In the figure (ii) given below, ∠ABC = ∠DAC and AB = 8 cm, AC = 4 cm, AD = 5 cm.

(i) Prove that △ACD is similar to △BCA.

(ii) Find BC and CD.

(iii) Find area of △ACD : area of △ABC.

(i) Considering △ACD and △BCA.

∠C = ∠C (Common angles)

∠ABC = ∠DAC (Given)

Hence, by AA axiom △ACD ~ △BCA.

(ii) Since triangles are similar, hence the ratio of corresponding sides will be equal

$\Rightarrow \dfrac{AC}{BC} = \dfrac{AD}{AB} \\[1em] \Rightarrow \dfrac{4}{BC} = \dfrac{5}{8} \\[1em] \Rightarrow BC = \dfrac{4 \times 8}{5} \\[1em] \Rightarrow BC = \dfrac{32}{5} \\[1em] \Rightarrow BC = 6.4 \text{ cm}.$

Similarly,

$\Rightarrow \dfrac{CD}{CA} = \dfrac{AD}{AB} \\[1em] \Rightarrow \dfrac{CD}{4} = \dfrac{5}{8} \\[1em] \Rightarrow CD = \dfrac{4 \times 5}{8} \\[1em] \Rightarrow CD = \dfrac{20}{8} \\[1em] \Rightarrow CD = 2.5 \text{ cm}.$

Hence, the length of BC = 6.4 cm and CD = 2.5 cm.

(iii) We know that, the ratio of the areas of two similar triangles is equal to the ratio of the square of their corresponding sides.

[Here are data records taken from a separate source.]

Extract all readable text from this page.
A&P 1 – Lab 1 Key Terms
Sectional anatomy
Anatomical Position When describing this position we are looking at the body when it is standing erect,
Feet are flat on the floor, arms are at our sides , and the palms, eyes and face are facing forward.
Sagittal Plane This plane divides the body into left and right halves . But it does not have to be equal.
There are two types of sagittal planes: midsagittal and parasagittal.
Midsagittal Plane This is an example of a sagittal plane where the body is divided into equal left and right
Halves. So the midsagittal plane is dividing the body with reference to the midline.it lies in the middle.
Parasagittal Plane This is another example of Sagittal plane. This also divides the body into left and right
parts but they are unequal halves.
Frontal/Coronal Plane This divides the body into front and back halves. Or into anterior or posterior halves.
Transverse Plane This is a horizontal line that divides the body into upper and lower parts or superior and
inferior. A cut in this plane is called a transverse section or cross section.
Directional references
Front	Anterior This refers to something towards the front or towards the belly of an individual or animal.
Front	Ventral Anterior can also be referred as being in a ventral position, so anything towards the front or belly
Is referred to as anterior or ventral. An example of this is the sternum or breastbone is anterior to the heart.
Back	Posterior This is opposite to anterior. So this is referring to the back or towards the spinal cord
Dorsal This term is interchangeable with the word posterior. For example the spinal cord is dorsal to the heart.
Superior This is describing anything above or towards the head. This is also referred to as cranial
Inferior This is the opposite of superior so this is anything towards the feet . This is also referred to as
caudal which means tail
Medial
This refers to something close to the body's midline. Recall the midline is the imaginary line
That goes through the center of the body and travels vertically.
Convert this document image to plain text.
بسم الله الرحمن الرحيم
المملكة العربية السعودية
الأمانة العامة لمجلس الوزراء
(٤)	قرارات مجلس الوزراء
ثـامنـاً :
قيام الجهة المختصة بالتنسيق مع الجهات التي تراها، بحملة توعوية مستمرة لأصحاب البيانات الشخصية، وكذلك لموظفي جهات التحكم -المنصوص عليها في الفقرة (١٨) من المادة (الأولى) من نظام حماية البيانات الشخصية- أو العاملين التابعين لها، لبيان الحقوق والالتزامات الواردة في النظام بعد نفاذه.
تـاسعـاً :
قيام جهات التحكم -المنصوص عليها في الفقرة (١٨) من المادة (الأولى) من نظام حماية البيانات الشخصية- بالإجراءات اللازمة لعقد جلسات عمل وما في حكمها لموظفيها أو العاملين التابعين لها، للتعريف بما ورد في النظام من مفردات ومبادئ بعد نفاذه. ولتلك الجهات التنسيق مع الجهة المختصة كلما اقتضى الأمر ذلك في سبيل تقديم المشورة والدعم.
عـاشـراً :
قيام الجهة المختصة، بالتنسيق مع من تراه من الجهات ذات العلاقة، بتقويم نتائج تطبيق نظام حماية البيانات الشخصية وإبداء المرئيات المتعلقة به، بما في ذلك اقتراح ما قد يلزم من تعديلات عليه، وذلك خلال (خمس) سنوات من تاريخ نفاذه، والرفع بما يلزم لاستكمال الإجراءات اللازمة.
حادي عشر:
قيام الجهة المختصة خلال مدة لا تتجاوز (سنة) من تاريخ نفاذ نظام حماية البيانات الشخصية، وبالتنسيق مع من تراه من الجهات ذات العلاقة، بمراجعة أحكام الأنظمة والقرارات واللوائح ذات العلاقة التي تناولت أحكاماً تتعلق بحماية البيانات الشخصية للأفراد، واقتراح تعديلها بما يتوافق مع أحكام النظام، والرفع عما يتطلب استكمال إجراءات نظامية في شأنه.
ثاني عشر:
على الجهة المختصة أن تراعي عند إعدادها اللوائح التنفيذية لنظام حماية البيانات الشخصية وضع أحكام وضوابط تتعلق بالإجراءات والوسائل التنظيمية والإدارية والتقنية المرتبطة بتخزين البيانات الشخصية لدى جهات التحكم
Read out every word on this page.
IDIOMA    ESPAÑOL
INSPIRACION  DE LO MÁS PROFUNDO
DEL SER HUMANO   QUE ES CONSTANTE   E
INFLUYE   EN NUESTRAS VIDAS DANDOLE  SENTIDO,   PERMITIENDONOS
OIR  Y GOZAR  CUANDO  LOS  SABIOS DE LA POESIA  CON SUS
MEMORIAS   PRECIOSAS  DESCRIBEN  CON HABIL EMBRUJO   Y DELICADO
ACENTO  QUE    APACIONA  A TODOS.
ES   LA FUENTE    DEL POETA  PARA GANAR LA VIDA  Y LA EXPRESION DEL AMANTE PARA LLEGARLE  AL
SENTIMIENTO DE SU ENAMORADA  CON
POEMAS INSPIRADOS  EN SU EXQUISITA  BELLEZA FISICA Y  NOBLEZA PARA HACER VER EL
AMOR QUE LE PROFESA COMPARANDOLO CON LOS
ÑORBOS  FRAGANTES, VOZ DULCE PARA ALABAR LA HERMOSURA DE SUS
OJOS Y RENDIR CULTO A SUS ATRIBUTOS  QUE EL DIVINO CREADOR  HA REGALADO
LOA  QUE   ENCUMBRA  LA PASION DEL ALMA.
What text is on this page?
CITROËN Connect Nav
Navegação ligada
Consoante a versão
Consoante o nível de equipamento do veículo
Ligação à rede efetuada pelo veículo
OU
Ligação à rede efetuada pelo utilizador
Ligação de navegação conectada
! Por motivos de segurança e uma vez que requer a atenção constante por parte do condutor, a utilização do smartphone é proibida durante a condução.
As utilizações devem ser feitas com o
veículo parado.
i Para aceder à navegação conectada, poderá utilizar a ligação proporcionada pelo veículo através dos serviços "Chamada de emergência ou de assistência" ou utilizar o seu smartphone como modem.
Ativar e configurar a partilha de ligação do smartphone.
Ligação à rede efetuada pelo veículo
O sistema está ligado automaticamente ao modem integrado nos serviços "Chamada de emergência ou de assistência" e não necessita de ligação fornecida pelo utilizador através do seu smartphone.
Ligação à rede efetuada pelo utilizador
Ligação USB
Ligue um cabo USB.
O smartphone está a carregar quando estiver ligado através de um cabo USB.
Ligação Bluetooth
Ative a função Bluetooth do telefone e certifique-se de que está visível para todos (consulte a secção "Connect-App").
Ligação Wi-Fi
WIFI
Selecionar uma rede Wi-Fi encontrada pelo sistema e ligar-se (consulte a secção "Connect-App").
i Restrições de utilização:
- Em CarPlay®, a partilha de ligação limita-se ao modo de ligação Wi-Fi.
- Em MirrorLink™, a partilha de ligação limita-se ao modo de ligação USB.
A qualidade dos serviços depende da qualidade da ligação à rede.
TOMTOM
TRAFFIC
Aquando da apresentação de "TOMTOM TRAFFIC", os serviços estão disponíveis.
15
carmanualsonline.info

$\therefore \dfrac{\text{Area of △ACD}}{\text{Area of △ABC}} = \dfrac{AD^2}{AB^2} \\[1em] \Rightarrow \dfrac{\text{Area of △ADC}}{\text{Area of △ABC}} = \dfrac{5^2}{8^2} \\[1em] \Rightarrow \dfrac{\text{Area of △ADC}}{\text{Area of △ABC}} = \dfrac{25}{64}.$

Hence, the ratio of area of △ACD : area of △ABC = 25 : 64.